For a game like Slay the Spire, these branching paths represent skill evolution. As you start out you might spend a lot of time stopping at rest camps to regenerate. This denies you resources you will need later, but as you grow in skill you can forgo those rests to pick up valuable resources to tune your deck or so on.
In FTL this happens on two levels. You're jumping to various planets within a system, which is much more freeform, only constrained by how close the various planets are. And at a system level, you jump between branches, but there are only a few choices, basically between safer, more dangerous, or more unknown space.
Branching Paths are The Metagame
These pathways can seem like add-ons, ways to shape the experience with variety so that players don’t get bored. But the actually serve a deeper purpose, they define the metagame for the player. The branching decisions (typically leading up to a final boss), shape what moves are possible.

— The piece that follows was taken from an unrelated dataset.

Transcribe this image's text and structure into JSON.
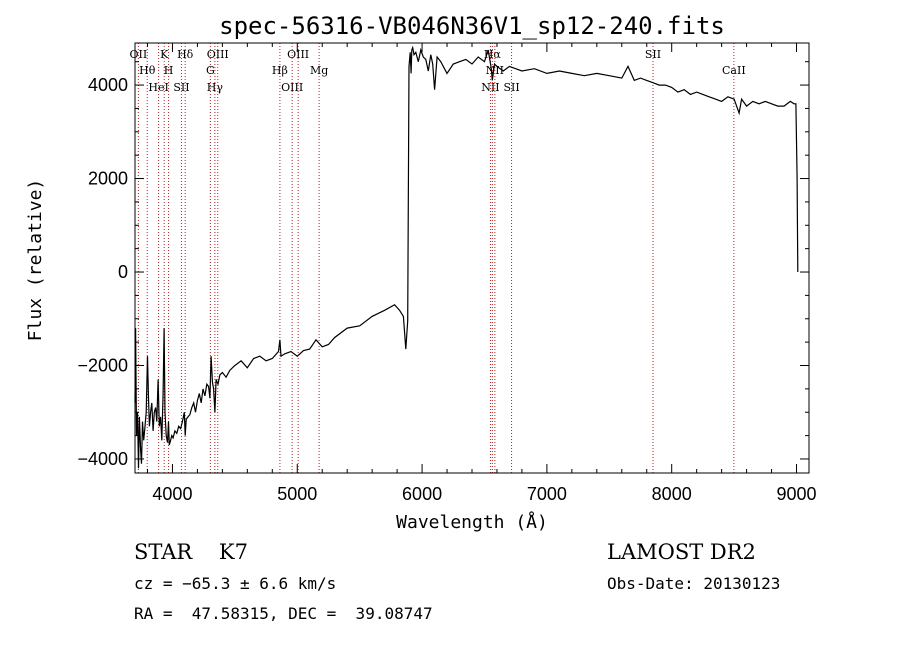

In FTL this looks like a starmap, communicating the idea of non-linear exploration, encouraging you to jump around and explore.
In Shogun Showdown the game communicates rival clan territories you are navigating through, offering simple choices about the style of deck you would like to create.
In each of these games, the overworld defines the style and shape of the experience the game wants you to have, and ultimately how much replayability you’ll get out of it. The branches are a helpful way to create forward momentum while also constraining what’s available to the player.
But are they the only way…?
Next week I’m going to dig into the other options and some of the benefits and challenges that come with each of them.
As an aside, these tech trees have so much nerd cultural resonance that there’s a somewhat popular board game that’s basically a competitive tech tree, called Beyond the Sun. The idea of visualizing constrained choices is a powerful one.